İstanbul‘dan 1953 senesinin sonuna doğru Konya‘ya döndüm. Şimdi Sarıyakup mahallesinde Çiçekçiler Camii diye anılan cami henüz mescit halindeydi. Tahir Hocam evine yakın olduğu için orayı kıldırıyordu. O, bana devretti. Ben de orada vazifeye başladım. Cemaatimden –şimdi rahmetli oldu– Ali Ağaççı vardı. Beni sohbete götürdü. Orada Celal Ağabey, Ahmet Atıcı, Mustafa Gözükara, Yorgancı Hacı Süleyman, Ali Ağaççı, ben ve başka arkadaşlar vardı. Onlarla tanıştım. Onlar beni zaten tanıyorlardı.
Sohbette hep Sami Efendi Hazretlerinden bahsediliyordu. Bir gün yine böyle oturduğumuz bir sırada, “Haydi Tahir Hoca’ya gidelim” dediler. Yatsıdan iki saat falan sonraydı. Atladık bisikletlere ve Hoca’nın evine geldik. Hoca, hiç yüksünmeden bizi eve aldı. Birer selam verdik ve oturduk. Fakat hiç kimse tek kelime konuşmuyordu. Herkes başını önüne eğdi, sessizce bekliyordu. Ben hiçbir şey anlamıyordum. Ama ben de onlar gibi yaptım. Fakat iç dünyamda enteresan şeyler oluyordu. Herhalde yanımdakilerin sahip oldukları manevî feyizden olacak, hiçbir şey düşünemiyordum. Sanki semada dolaşıyordum.
Bir gece ziyareti
Bu hal devam ederken gece yarısı olmuştu. Hocaefendi: “Haydi, Mustafa (Doğanay) Amcaya gidelim” dedi. Hemen kalktık. Yine bisikletlere bindik gidiyoruz. Ben kendi kendime; “Yahu bu Mustafendi Amca kim acaba?” diye soruyorum. Yanımdakilerden kimseye de bir şey soramıyordum… Gittik. Konya‘nın Aymanas semtine doğru epeyce bir yol gittik. Bağlar arasında bir eve geldik. Gece saat 02.00 idi.
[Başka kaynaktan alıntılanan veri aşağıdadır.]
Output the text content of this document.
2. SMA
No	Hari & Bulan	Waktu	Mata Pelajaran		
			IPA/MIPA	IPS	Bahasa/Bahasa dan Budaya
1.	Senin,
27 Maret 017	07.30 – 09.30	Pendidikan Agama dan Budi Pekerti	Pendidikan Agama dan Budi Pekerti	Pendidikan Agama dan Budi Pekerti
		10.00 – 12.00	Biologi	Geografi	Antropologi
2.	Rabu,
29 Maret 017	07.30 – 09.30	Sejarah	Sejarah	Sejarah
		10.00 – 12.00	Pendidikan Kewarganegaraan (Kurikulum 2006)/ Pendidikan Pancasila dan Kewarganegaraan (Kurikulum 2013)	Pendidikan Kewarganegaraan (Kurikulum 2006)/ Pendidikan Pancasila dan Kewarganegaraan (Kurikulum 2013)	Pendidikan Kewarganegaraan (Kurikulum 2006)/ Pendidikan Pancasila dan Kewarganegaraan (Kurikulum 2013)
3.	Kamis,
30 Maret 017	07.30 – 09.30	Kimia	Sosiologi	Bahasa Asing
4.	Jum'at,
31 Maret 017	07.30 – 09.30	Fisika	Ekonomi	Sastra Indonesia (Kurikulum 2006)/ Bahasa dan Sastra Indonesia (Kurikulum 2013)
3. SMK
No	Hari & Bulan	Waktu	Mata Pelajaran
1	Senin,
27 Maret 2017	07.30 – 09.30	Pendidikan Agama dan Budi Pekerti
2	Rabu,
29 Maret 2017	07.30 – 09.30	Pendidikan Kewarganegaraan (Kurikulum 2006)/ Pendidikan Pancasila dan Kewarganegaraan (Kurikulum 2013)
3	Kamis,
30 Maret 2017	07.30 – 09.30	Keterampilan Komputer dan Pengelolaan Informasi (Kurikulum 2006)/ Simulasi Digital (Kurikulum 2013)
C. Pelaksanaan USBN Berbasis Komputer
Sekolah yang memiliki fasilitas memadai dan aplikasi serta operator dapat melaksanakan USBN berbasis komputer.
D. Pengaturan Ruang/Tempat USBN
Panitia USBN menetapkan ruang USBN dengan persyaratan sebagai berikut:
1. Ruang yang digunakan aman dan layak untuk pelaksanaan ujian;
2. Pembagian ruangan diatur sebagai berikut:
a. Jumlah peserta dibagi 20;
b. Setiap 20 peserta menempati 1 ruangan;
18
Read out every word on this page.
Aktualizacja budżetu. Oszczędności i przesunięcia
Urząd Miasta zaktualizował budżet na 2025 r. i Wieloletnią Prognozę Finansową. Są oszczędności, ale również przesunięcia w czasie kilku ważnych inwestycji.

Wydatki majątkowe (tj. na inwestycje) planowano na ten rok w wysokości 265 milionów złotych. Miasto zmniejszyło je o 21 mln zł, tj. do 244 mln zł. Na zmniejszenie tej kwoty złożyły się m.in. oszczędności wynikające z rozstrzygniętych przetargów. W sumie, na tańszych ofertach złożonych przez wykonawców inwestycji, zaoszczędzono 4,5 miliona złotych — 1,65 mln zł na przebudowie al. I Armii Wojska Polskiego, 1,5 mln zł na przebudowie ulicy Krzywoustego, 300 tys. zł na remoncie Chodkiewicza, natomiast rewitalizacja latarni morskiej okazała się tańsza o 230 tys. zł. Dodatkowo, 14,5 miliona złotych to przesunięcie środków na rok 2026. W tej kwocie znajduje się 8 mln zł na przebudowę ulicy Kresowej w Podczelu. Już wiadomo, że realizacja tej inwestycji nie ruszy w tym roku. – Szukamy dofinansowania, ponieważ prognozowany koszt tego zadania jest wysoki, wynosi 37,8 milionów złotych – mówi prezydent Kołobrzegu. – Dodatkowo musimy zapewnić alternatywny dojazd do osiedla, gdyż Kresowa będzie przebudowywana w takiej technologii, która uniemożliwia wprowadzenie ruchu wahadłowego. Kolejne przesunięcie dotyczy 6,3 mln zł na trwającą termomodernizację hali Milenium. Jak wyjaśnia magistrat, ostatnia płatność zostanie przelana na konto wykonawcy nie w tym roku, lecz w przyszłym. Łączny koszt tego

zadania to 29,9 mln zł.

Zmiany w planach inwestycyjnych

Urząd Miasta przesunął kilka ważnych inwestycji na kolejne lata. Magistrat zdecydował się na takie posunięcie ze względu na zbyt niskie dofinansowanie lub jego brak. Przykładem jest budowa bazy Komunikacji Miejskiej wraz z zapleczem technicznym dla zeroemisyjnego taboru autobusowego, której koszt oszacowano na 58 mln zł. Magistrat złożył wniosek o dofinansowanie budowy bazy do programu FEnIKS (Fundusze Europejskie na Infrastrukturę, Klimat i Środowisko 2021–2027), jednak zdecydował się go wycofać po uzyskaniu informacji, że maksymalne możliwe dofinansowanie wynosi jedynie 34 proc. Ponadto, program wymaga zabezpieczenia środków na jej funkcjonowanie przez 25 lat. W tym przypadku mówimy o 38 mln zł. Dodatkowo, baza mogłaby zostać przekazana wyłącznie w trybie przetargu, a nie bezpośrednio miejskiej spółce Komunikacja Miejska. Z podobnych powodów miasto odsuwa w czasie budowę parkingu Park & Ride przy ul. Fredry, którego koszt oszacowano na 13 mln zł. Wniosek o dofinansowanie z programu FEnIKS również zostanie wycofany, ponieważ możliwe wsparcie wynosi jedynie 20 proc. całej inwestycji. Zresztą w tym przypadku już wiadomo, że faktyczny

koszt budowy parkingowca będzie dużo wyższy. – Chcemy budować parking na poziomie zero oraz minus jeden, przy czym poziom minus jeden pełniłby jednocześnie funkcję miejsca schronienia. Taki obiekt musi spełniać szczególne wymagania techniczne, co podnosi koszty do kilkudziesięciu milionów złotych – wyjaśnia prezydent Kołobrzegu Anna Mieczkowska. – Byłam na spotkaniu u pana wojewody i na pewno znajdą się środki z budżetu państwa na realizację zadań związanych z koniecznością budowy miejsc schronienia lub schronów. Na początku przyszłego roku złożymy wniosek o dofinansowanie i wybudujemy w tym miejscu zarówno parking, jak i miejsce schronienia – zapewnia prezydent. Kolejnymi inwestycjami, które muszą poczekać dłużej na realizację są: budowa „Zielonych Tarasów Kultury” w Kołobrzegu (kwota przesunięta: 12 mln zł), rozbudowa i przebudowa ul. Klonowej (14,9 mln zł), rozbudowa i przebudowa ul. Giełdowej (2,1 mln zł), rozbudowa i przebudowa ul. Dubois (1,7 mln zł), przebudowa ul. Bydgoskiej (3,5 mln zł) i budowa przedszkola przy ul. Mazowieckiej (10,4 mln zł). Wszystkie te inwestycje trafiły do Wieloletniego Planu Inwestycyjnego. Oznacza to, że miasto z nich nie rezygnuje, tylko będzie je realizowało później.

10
Kapıya hafiften vurdular. İçeriden kısa boylu, kısa beyaz sakallı, nuranî yüzlü, fakat üzeri giyimli bir zât kapıyı açtı ve “Buyurun” dedi, bizi içeriye aldı. Sanki bizim geleceğimizi biliyormuş gibi bir hali vardı. Hiç yatmamıştı.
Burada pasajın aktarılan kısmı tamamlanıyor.